This is something to keep in mind the next time (or hopefully before) you
have problems with a high efficiency gas appliance.
Our area was impacted by Winter Storm Vulcan last night, which left us with
lots of drifts due to the high winds.
A co-worker came in this morning and told us that his on-demand water
heater didn't work this morning and that they smelled gas in the basement.
He got everyone out of the house and called the gas company. They came
over, checked for leaks (said that they were required to) and then trudged
through the snow to the back of the house to check the vent.
The snow had drifted up high enough to block the vent. The water heater
would come on, try to blow the exhaust out and then shut down. Once the
vent was cleared, everything worked fine.
About a half hour later, another co-worker came in and told us that her
furnace stopped working just before she went to bed. Her husband checked a
few things in the basement and then went outside to check the vent. Again,
the snow had drifted up high enough to block the vent. Once he cleared the
snow, they had heat again.
We should all remember that during a significant snow event we should keep
an eye on the exhaust vents for our furnaces, water heaters, dryers, etc.
If you are going on vacation, instructions should be left with someone to
have them check the vents if you think they are low enough to be impacted
by drifting snow.
Good point of emphasis, I hate the horizontal at the ground exhausts for
such reasons as well as aesthetics. I tried like the dickens when we
put the new furnace in to figure out a way to get the stack out the roof
but just was no way and the cost of the approved piping in the chimney
was prohibitive so let him do that for the main floor unit.
There shouldn't have been any gas, though...it should've known not
enough airflow to prevent trying ignition. That sounds like a failure
in control logic to me.
Luckily for me, my vent is located in an area that collects very
little snow, but if any did accumulate, I'd spot it immediately.
It's not just the furnace and water heater vents you have to monitor,
it's the pressure regulator vent on the gas meter as well. It's very
small, so piled up snow or ice on the meter could block that vent.
When that happens, either the gas service will shut off or, more
dangerously, you can get gas accumulating indoors. For that reason,
our local utility installs small roof-shaped caps on their meters to
prevent snow or ice accumulation on the pressure regulator vent. Even
then, we are cautioned to keep the gas meter shoveled out as
It's not always that easy, especially in an older residential building. For
example, my house was built in 1956. Back then the plans were drawn up to
account for the furnace and the chimney, maybe even the water heater.
Window placement, siding, etc. didn't need to be taken into account since
everything vented through the chimney.
Fast forward ~40 years and I decided to put in a high efficiency gas
furnace. The furnace has to go in the same spot as the old one - unless I
want to have all of my ducts redone - but now we have to vent it through
the basement wall - unless I want to have my chimney relined.
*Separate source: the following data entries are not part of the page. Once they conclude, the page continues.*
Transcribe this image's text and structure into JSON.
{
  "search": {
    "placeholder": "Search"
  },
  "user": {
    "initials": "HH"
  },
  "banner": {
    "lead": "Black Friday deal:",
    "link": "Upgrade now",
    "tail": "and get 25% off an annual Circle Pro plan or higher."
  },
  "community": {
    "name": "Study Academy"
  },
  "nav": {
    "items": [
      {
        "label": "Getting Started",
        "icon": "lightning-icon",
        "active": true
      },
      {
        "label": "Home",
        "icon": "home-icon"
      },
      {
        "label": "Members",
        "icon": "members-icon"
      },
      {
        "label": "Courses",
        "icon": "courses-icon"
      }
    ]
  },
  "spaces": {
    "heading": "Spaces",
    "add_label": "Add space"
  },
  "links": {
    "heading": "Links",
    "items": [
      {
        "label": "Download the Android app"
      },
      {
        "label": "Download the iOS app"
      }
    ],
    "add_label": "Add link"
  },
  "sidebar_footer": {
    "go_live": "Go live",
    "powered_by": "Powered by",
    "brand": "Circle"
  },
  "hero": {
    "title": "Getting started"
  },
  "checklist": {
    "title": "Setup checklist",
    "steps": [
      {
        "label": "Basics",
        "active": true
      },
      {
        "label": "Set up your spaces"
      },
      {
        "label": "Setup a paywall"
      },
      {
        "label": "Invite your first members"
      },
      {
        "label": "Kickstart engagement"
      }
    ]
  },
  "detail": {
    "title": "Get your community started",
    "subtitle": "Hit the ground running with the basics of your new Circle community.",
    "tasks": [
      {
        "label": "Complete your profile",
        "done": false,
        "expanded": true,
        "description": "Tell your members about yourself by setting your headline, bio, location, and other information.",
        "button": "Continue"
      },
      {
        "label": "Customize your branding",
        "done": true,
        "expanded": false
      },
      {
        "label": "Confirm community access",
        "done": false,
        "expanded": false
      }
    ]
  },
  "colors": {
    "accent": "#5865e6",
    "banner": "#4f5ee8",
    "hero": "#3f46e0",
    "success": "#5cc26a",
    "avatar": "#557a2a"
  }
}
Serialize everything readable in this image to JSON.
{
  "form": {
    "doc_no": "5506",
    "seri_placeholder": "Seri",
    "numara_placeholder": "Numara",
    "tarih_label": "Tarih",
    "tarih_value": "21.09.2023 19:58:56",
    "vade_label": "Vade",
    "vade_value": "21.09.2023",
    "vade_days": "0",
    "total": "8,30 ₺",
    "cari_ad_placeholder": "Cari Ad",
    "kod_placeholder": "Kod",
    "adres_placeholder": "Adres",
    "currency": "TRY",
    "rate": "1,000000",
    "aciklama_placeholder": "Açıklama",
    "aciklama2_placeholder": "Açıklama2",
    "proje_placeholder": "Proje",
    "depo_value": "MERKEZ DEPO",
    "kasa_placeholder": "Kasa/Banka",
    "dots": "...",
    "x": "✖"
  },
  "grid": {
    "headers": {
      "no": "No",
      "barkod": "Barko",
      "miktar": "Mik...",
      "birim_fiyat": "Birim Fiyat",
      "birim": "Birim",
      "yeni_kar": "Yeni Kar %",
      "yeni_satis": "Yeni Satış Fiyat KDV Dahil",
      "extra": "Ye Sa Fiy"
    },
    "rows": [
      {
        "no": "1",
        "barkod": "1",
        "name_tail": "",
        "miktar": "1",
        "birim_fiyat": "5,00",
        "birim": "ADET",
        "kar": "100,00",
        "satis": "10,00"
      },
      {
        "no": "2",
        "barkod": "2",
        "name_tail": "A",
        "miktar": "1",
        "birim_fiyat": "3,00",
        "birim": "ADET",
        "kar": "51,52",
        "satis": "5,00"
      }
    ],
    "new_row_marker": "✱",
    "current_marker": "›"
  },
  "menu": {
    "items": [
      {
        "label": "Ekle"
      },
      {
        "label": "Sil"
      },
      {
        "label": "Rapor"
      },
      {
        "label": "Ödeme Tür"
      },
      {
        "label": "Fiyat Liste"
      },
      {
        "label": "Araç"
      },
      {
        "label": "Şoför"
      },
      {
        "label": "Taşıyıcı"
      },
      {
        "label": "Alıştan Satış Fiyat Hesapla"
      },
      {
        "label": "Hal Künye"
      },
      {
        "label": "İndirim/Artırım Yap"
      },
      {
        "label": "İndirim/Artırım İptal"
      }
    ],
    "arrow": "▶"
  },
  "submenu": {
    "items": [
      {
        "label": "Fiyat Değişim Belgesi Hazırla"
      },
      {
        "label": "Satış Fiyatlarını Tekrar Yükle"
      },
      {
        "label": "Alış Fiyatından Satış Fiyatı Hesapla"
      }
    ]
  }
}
Now we have to deal with proximity to windows - unless I want to have my
windows moved - and any other code related issues regarding the placement
of the vent - unless I want to alter other physical aspects of the house
just to accommodate the vent.
In my case, the vent ended up high enough not to be an issue with snow
since I have a walk out basement, but we did have to take the kitchen
window into account and angle the pipe away from the furnace so it came out
of the house far enough from all windows to meet code.
When a house is designed with the furnace, water heater, dryer, etc.
initially accounted for, the code requirements, aesthetics, etc. can be
built into the plans. In an older home, the retrofit can be problematic.
Many times, with your typical below grade basement, the vent ends up very
close to the ground not only because that's where the rim joist is, but
also because of windows, doors, etc.
When our furnace got upgraded, only thing chimney is venting is water
heater. Code required B-vent liner from heater to the top end of chimney
whose opening got much smaller now. They had to push down the one piece
liner from the roof all the way down to basement.
If you have a "condensing" water heater and a "condensing" furnace,
both can vent separately through the chimney.. You cannot share a
condesing (forced draft) and a non-condensing device in the same
chimney. With a non-condensiong (medium efficiency) furnace and a
regular water heater they can chare a "b-vent" liner in a chimney.